Forum Discussion
On FPGAs, there is no fixed warp and there is no thread-level parallelism either. Unless you use SIMD or loop unrolling, it doesn't make much of a difference whether your memory accesses are contiguous or not since only one access per access port is performed per cycle and the memory bandwidth will be underutilized.
By default, the compiler creates one access port to external memory for every access that exists in your kernel. The size of this port is equal to the size of the datatype used for the access rounded up to the nearest power of two. Now, when you use SIMD in NDRange kernels or loop unrolling in Single Work-item kernels, apart from widening the pipeline, the compiler will also coalesce all the accesses that are consecutive into a one larger access port; non-consecutive accesses will instead result in as many ports per access as the SIMD/unroll factor with the size of the datatype. This is done at compile-time.

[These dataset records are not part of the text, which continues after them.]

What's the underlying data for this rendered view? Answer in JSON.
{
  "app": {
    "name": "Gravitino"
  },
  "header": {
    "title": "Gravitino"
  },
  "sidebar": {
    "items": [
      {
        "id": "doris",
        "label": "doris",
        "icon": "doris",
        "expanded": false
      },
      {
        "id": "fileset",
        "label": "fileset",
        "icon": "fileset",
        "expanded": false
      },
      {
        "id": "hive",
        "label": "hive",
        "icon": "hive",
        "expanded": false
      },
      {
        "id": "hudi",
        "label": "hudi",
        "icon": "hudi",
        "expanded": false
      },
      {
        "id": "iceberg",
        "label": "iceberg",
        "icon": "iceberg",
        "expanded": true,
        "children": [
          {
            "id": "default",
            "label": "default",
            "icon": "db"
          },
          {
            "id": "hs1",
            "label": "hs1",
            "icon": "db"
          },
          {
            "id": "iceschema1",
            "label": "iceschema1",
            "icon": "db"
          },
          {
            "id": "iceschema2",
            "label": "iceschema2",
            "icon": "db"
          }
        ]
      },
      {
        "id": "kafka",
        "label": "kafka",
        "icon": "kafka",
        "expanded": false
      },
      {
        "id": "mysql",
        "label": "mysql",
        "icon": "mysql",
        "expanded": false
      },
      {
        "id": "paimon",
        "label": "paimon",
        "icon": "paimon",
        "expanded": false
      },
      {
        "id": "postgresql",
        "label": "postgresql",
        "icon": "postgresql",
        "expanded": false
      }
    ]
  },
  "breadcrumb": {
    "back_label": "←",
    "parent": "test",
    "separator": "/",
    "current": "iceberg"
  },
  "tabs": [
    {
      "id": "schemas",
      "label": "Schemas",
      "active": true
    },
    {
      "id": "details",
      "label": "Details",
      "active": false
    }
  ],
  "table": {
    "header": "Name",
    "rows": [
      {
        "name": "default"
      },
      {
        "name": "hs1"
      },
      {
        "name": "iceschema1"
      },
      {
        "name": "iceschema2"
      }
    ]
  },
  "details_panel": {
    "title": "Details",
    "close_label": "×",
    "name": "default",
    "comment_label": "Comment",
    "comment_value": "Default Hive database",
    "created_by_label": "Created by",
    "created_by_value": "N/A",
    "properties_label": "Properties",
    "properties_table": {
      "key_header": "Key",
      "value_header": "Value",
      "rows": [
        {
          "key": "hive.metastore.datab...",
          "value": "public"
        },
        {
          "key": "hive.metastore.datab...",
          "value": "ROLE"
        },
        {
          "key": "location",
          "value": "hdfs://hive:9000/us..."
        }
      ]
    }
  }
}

If you check the "System viewer" section of the area report, you can see that the ports to memory get wider when SIMD or unrolling is used over consecutive accesses.
Needless to say, best memory performance is achieved with a few very wide coalesced accesses rather than a lot of narrow non-coalesced ones since the latter will create a large amount of contention on the memory bus and significantly reduce memory access efficiency.
P.S. You should probably avoid using both SIMD and unrolling in an NDRange kernel over external memory accesses because it is not usually the cases that the accesses are consecutive both over the direction of the SIMD and the unrolling. SIMD is applied on the first dimension for NDRange kernels; hence, in 2D and 3D NDRange kernels you should make sure your accesses are consecutive over the first dimension to be coalesceable.